Webmasters however should exercise caution when increasing the crawl rate via Google Webmaster Central. A few weeks ago I was involved in an upgrade of a website with 2000+ pages. One of the side effects of the upgrade was that we ended up with 2000+ new urls. Unfortunately there was no easy way to implement 2000+ redirects on the website. But, since most of the traffic came from PPC campaigns, we decided to let Google re-index the website on it’s own. Exception was of course that we used Google Webmaster Central to implement request for a more frequent crawl by Google. We increased the crawl rate by some 3000% only to receive the following notice a few days later:
Dear Webmaster,
Google has algorithms that determine how much to crawl each site. Our goal is to crawl as many page from your site, http://www.xxxxx.com/, as we can without overwhelming your server’s bandwidth.
For your site, http://www.xxxxx.com/, you have set a very low crawl rate which is preventing us from accessing your great content. We recommend you set the crawl rate option to “Let Google determine my default”, or, if you prefer to maintain a custom setting, increasing the rate.
Thanks,
The Google Web Crawling Team
In fact the Google had not indexed a single URL from the new sitemap. Not even the home page (which is/was the strongest page of the website) was re-indexed. So we followed Google’s instruction and within 24 hours our new pages began to appear in the index.
So if you are thinking of increasing the crawl rate in Google Webmaster Central – exercise caution or you may run the risk of not increasing the the crawl rate enough for Google to do it’s job.

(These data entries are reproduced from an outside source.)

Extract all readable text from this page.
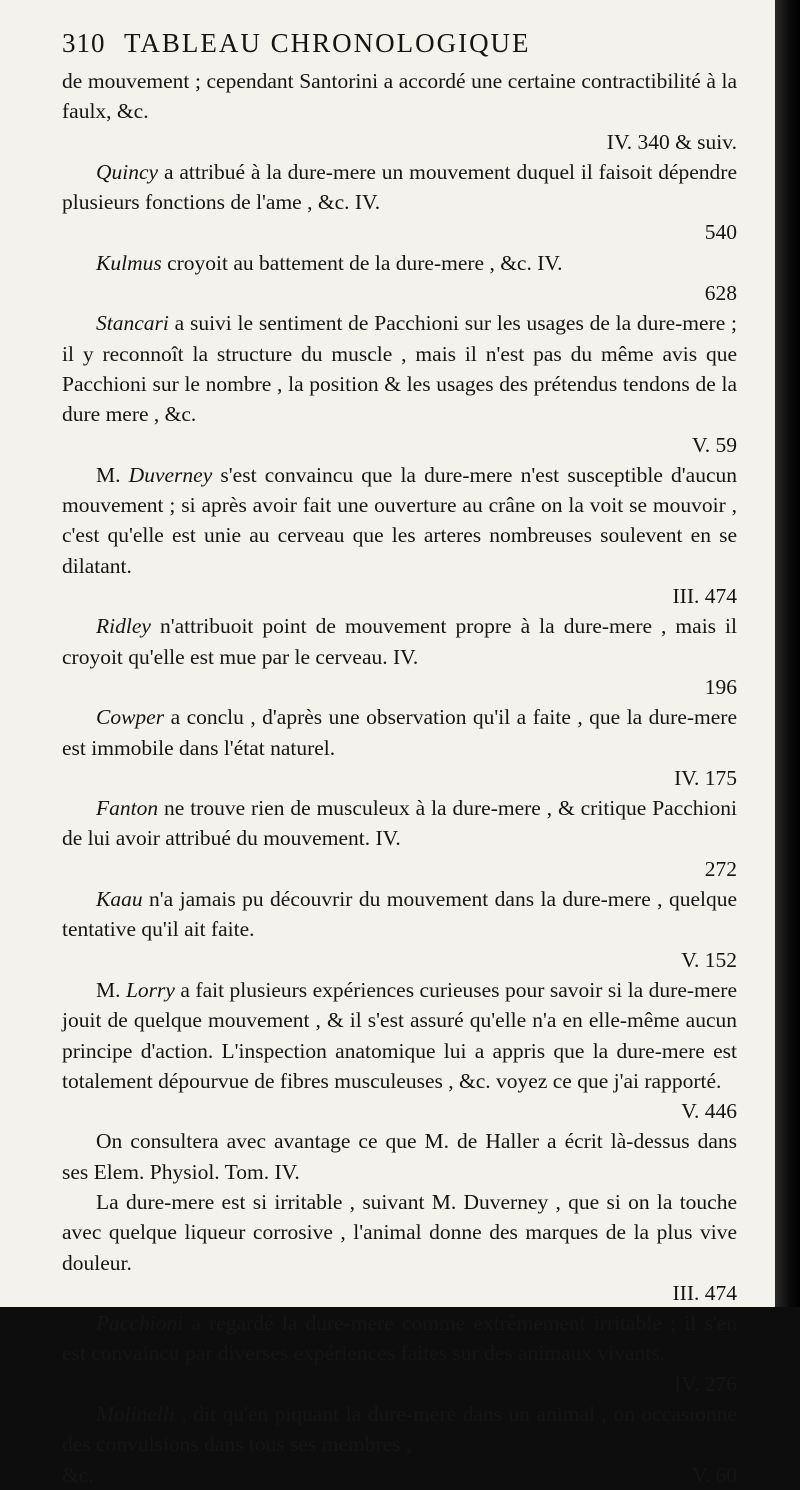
310 TABLEAU CHRONOLOGIQUE

de mouvement ; cependant Santorini a accordé une certaine contractibilité à la faulx, &c.
IV. 340 & suiv.

Quincy a attribué à la dure-mere un mouvement duquel il faisoit dépendre plusieurs fonctions de l'ame , &c. IV.
540

Kulmus croyoit au battement de la dure-mere , &c. IV.
628

Stancari a suivi le sentiment de Pacchioni sur les usages de la dure-mere ; il y reconnoît la structure du muscle , mais il n'est pas du même avis que Pacchioni sur le nombre , la position & les usages des prétendus tendons de la dure mere , &c.
V. 59

M. Duverney s'est convaincu que la dure-mere n'est susceptible d'aucun mouvement ; si après avoir fait une ouverture au crâne on la voit se mouvoir , c'est qu'elle est unie au cerveau que les arteres nombreuses soulevent en se dilatant.
III. 474

Ridley n'attribuoit point de mouvement propre à la dure-mere , mais il croyoit qu'elle est mue par le cerveau. IV.
196

Cowper a conclu , d'après une observation qu'il a faite , que la dure-mere est immobile dans l'état naturel.
IV. 175

Fanton ne trouve rien de musculeux à la dure-mere , & critique Pacchioni de lui avoir attribué du mouvement. IV.
272

Kaau n'a jamais pu découvrir du mouvement dans la dure-mere , quelque tentative qu'il ait faite.
V. 152

M. Lorry a fait plusieurs expériences curieuses pour savoir si la dure-mere jouit de quelque mouvement , & il s'est assuré qu'elle n'a en elle-même aucun principe d'action. L'inspection anatomique lui a appris que la dure-mere est totalement dépourvue de fibres musculeuses , &c. voyez ce que j'ai rapporté.
V. 446

On consultera avec avantage ce que M. de Haller a écrit là-dessus dans ses Elem. Physiol. Tom. IV.

La dure-mere est si irritable , suivant M. Duverney , que si on la touche avec quelque liqueur corrosive , l'animal donne des marques de la plus vive douleur.
III. 474

Pacchioni a regardé la dure-mere comme extrêmement irritable ; il s'en est convaincu par diverses expériences faites sur des animaux vivants.
IV. 276

Molinelli , dit qu'en piquant la dure-mere dans un animal , on occasionne des convulsions dans tous ses membres ,

&c.	V. 60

Great site, I think we can all learn something from this.
Never new theres an option on how you’ll let google crawl your site, better check this feature.
I also tried this before and Google also emailed me, I guess Google doesn’t want manipulating the crawl rate of our site.
We usually leave the Google defaults. We have had great results in Google’s search results.
Getting indexed is pretty easy. Just link to your new site from a few established ones and your site should get indexed very quickly. Getting your site to rank well is a different story.